Solomon Lew's Premier Investments has slammed Myer's new long-term incentive plan as rewarding executives for declining performances.
The department store chain's largest shareholder said the plan lowers performance hurdles at which share rights begin vesting.
Myer this week overhauled its performance targets and adjusted its 2017/18 long-term incentives plan (LTIP) for executives after unveiling another fall in quarterly sales.
The new plan targets a compound annual growth in earnings per share of 5.6 per cent.
Premier on Thursday said that would deliver an EPS of only 9.8 cents per share by the 2020 financial year.
"(Myer) is now actively targeting a 26 per cent decline in EPS by FY20 as a measure of success and a trigger for management's LTIP," Premier said in a statement.
"It also reinforces that the 'New Myer' strategy - that the board and chairman-designate have committed to - has failed and is now actively targeting performance declines."
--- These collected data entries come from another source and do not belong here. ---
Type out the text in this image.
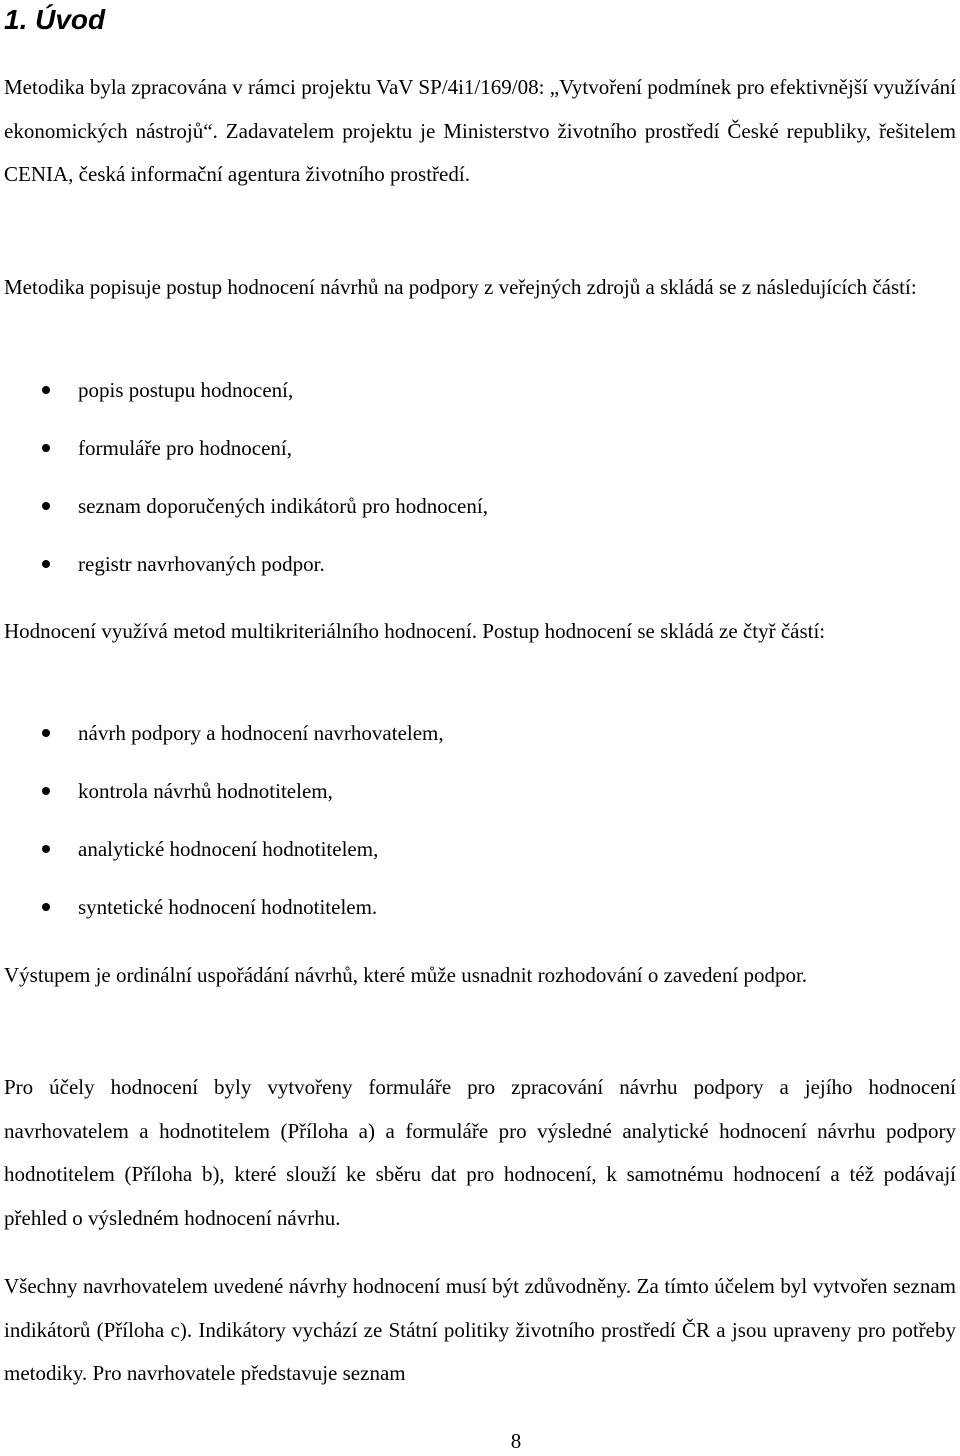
1. Úvod

Metodika byla zpracována v rámci projektu VaV SP/4i1/169/08: „Vytvoření podmínek pro efektivnější využívání ekonomických nástrojů“. Zadavatelem projektu je Ministerstvo životního prostředí České republiky, řešitelem CENIA, česká informační agentura životního prostředí.

Metodika popisuje postup hodnocení návrhů na podpory z veřejných zdrojů a skládá se z následujících částí:

popis postupu hodnocení,
formuláře pro hodnocení,
seznam doporučených indikátorů pro hodnocení,
registr navrhovaných podpor.

Hodnocení využívá metod multikriteriálního hodnocení. Postup hodnocení se skládá ze čtyř částí:

návrh podpory a hodnocení navrhovatelem,
kontrola návrhů hodnotitelem,
analytické hodnocení hodnotitelem,
syntetické hodnocení hodnotitelem.

Výstupem je ordinální uspořádání návrhů, které může usnadnit rozhodování o zavedení podpor.

Pro účely hodnocení byly vytvořeny formuláře pro zpracování návrhu podpory a jejího hodnocení navrhovatelem a hodnotitelem (Příloha a) a formuláře pro výsledné analytické hodnocení návrhu podpory hodnotitelem (Příloha b), které slouží ke sběru dat pro hodnocení, k samotnému hodnocení a též podávají přehled o výsledném hodnocení návrhu.

Všechny navrhovatelem uvedené návrhy hodnocení musí být zdůvodněny. Za tímto účelem byl vytvořen seznam indikátorů (Příloha c). Indikátory vychází ze Státní politiky životního prostředí ČR a jsou upraveny pro potřeby metodiky. Pro navrhovatele představuje seznam

8
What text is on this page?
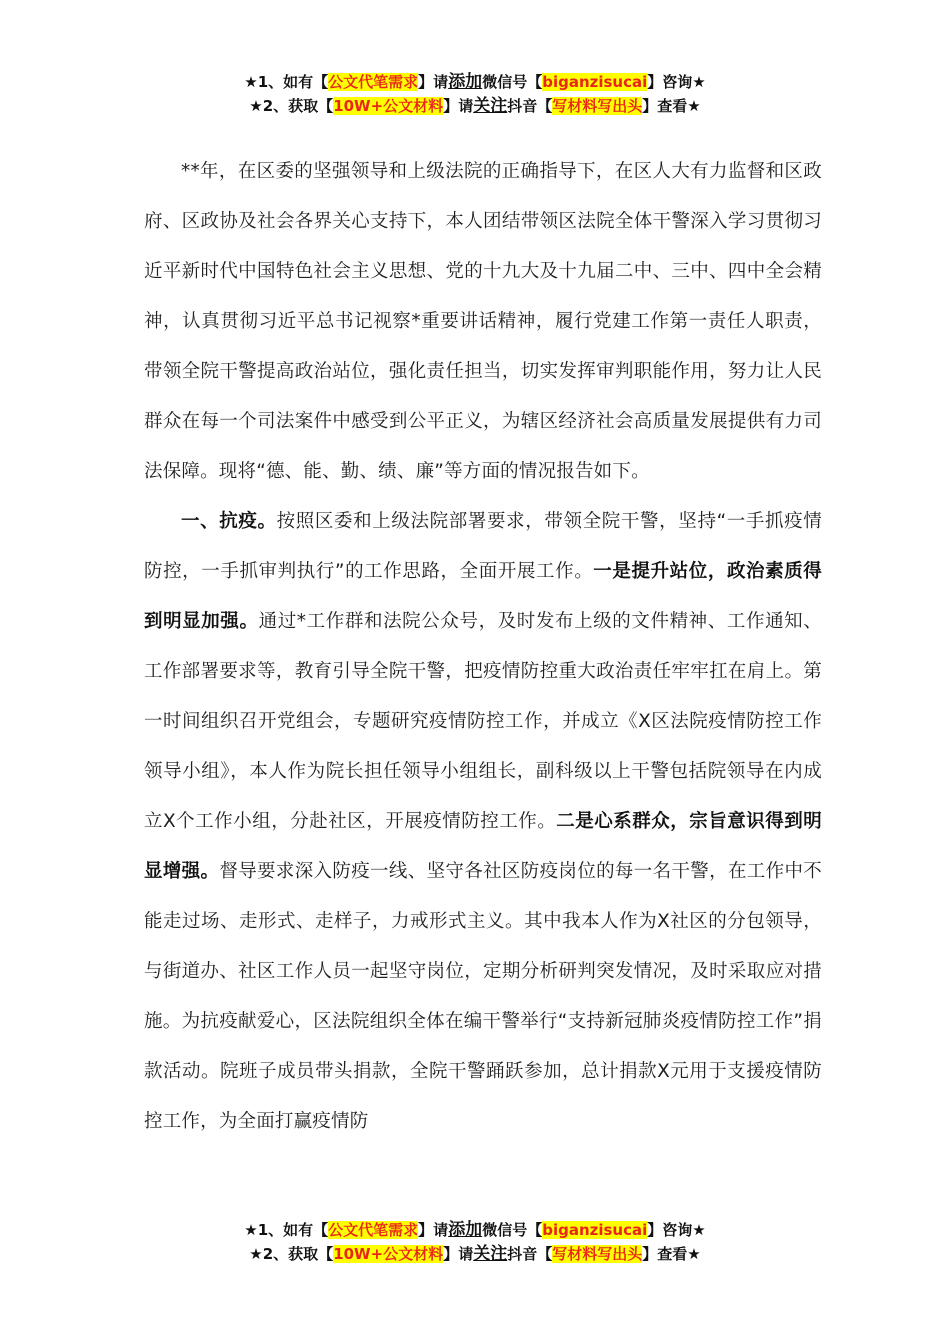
★1、如有【公文代笔需求】请添加微信号【biganzisucai】咨询★
★2、获取【10W+公文材料】请关注抖音【写材料写出头】查看★

**年，在区委的坚强领导和上级法院的正确指导下，在区人大有力监督和区政府、区政协及社会各界关心支持下，本人团结带领区法院全体干警深入学习贯彻习近平新时代中国特色社会主义思想、党的十九大及十九届二中、三中、四中全会精神，认真贯彻习近平总书记视察*重要讲话精神，履行党建工作第一责任人职责，带领全院干警提高政治站位，强化责任担当，切实发挥审判职能作用，努力让人民群众在每一个司法案件中感受到公平正义，为辖区经济社会高质量发展提供有力司法保障。现将“德、能、勤、绩、廉”等方面的情况报告如下。

一、抗疫。按照区委和上级法院部署要求，带领全院干警，坚持“一手抓疫情防控，一手抓审判执行”的工作思路，全面开展工作。一是提升站位，政治素质得到明显加强。通过*工作群和法院公众号，及时发布上级的文件精神、工作通知、工作部署要求等，教育引导全院干警，把疫情防控重大政治责任牢牢扛在肩上。第一时间组织召开党组会，专题研究疫情防控工作，并成立《X区法院疫情防控工作领导小组》，本人作为院长担任领导小组组长，副科级以上干警包括院领导在内成立X个工作小组，分赴社区，开展疫情防控工作。二是心系群众，宗旨意识得到明显增强。督导要求深入防疫一线、坚守各社区防疫岗位的每一名干警，在工作中不能走过场、走形式、走样子，力戒形式主义。其中我本人作为X社区的分包领导，与街道办、社区工作人员一起坚守岗位，定期分析研判突发情况，及时采取应对措施。为抗疫献爱心，区法院组织全体在编干警举行“支持新冠肺炎疫情防控工作”捐款活动。院班子成员带头捐款，全院干警踊跃参加，总计捐款X元用于支援疫情防控工作，为全面打赢疫情防

★1、如有【公文代笔需求】请添加微信号【biganzisucai】咨询★
★2、获取【10W+公文材料】请关注抖音【写材料写出头】查看★
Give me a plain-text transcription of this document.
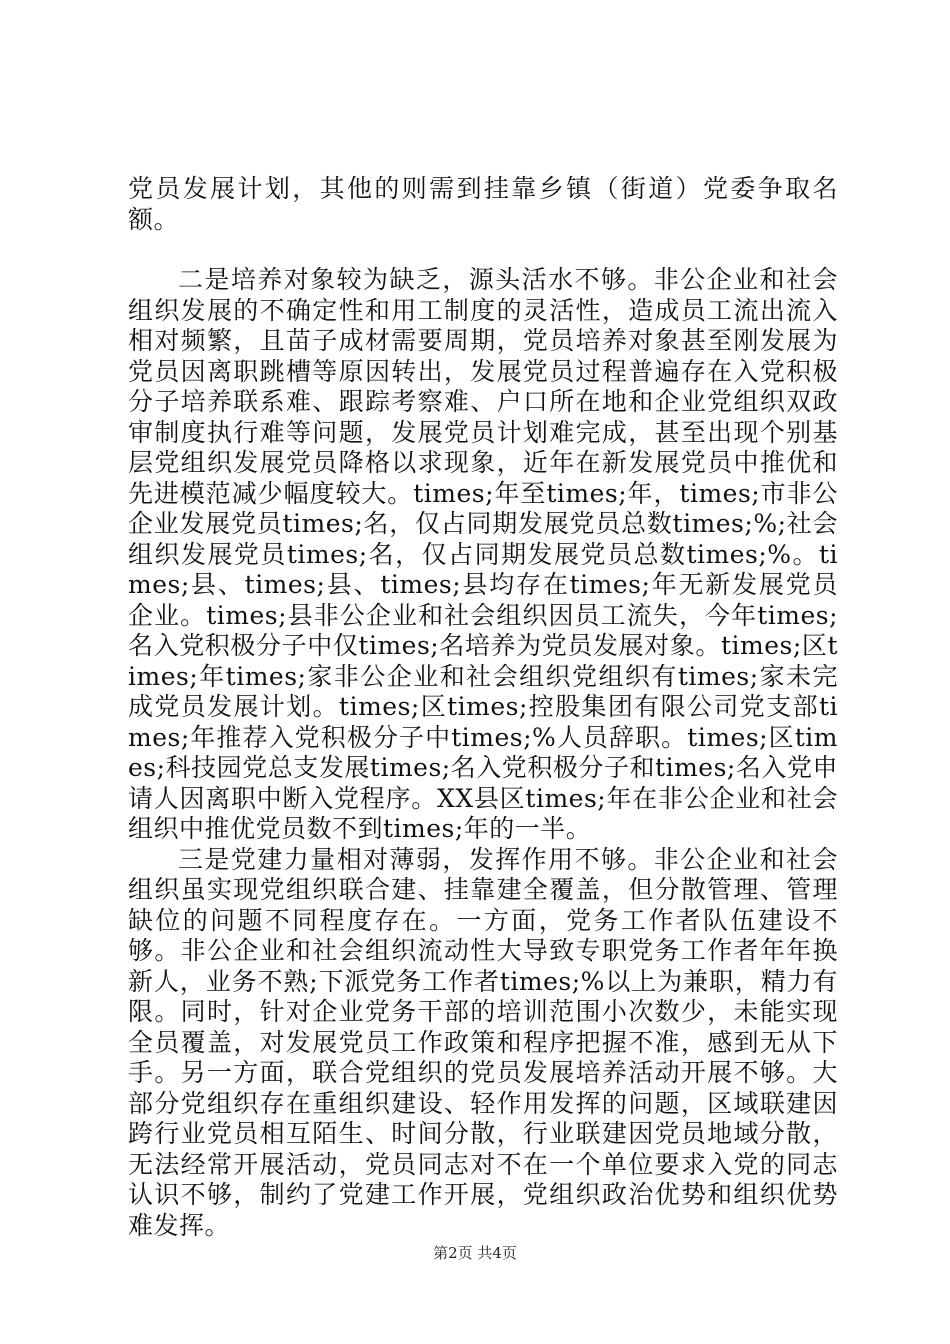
党员发展计划，其他的则需到挂靠乡镇（街道）党委争取名额。

二是培养对象较为缺乏，源头活水不够。非公企业和社会组织发展的不确定性和用工制度的灵活性，造成员工流出流入相对频繁，且苗子成材需要周期，党员培养对象甚至刚发展为党员因离职跳槽等原因转出，发展党员过程普遍存在入党积极分子培养联系难、跟踪考察难、户口所在地和企业党组织双政审制度执行难等问题，发展党员计划难完成，甚至出现个别基层党组织发展党员降格以求现象，近年在新发展党员中推优和先进模范减少幅度较大。times;年至times;年，times;市非公企业发展党员times;名，仅占同期发展党员总数times;%;社会组织发展党员times;名，仅占同期发展党员总数times;%。times;县、times;县、times;县均存在times;年无新发展党员企业。times;县非公企业和社会组织因员工流失，今年times;名入党积极分子中仅times;名培养为党员发展对象。times;区times;年times;家非公企业和社会组织党组织有times;家未完成党员发展计划。times;区times;控股集团有限公司党支部times;年推荐入党积极分子中times;%人员辞职。times;区times;科技园党总支发展times;名入党积极分子和times;名入党申请人因离职中断入党程序。XX县区times;年在非公企业和社会组织中推优党员数不到times;年的一半。

三是党建力量相对薄弱，发挥作用不够。非公企业和社会组织虽实现党组织联合建、挂靠建全覆盖，但分散管理、管理缺位的问题不同程度存在。一方面，党务工作者队伍建设不够。非公企业和社会组织流动性大导致专职党务工作者年年换新人，业务不熟;下派党务工作者times;%以上为兼职，精力有限。同时，针对企业党务干部的培训范围小次数少，未能实现全员覆盖，对发展党员工作政策和程序把握不准，感到无从下手。另一方面，联合党组织的党员发展培养活动开展不够。大部分党组织存在重组织建设、轻作用发挥的问题，区域联建因跨行业党员相互陌生、时间分散，行业联建因党员地域分散，无法经常开展活动，党员同志对不在一个单位要求入党的同志认识不够，制约了党建工作开展，党组织政治优势和组织优势难发挥。

第2页 共4页
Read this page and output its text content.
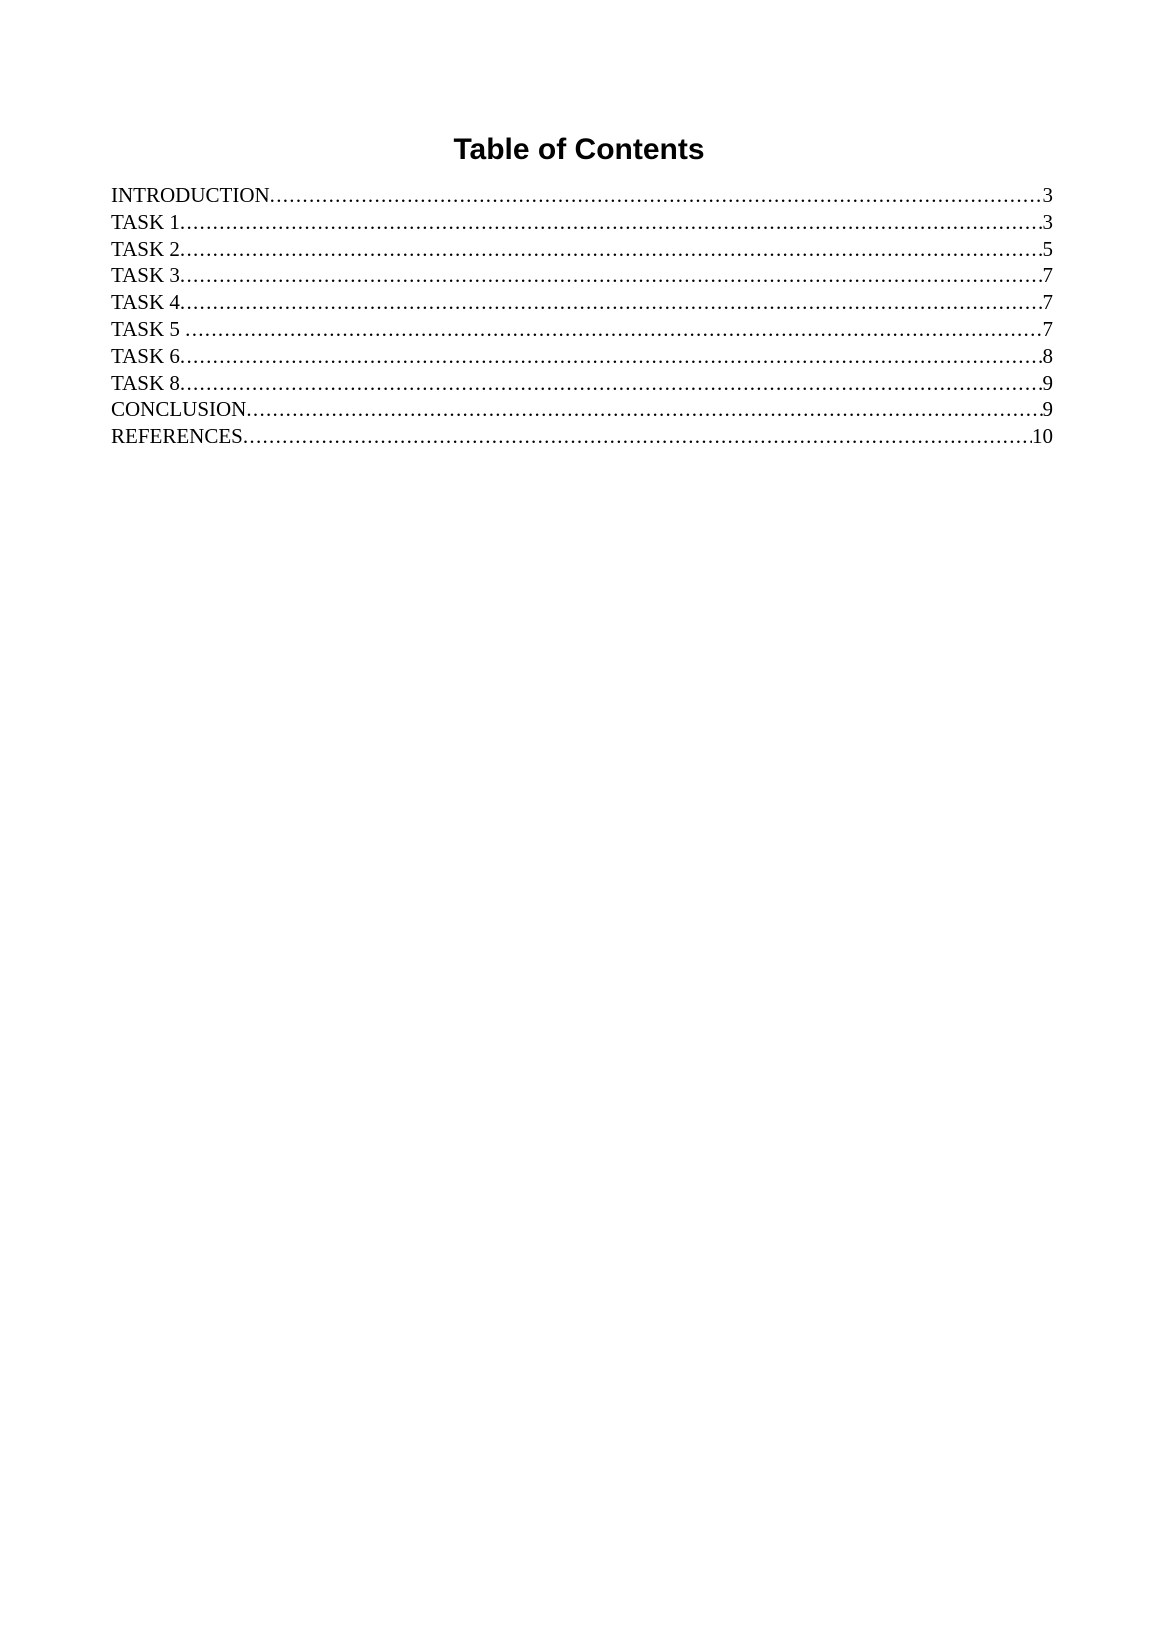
Table of Contents
INTRODUCTION .....	3
TASK 1 .....	3
TASK 2 .....	5
TASK 3 .....	7
TASK 4 .....	7
TASK 5 .....	7
TASK 6 .....	8
TASK 8 .....	9
CONCLUSION .....	9
REFERENCES .....	10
Premier, the parent company of Smiggle, Peter Alexander and Dotti, reiterated its call for shareholders to vote against all directors seeking election at Myer's annual general meeting later this month.
Myer has dropped the sales targets it set as part of its much-vaunted turnaround strategy after unveiling another weak set of figures to investors.
Chief executive Richard Umbers said average sales growth above three per cent between 2016 and 2020 was no longer achievable because of stiff competition and weak consumer spending.
Mr Lew has rejected this explanation and said Myer does not know what consumers want.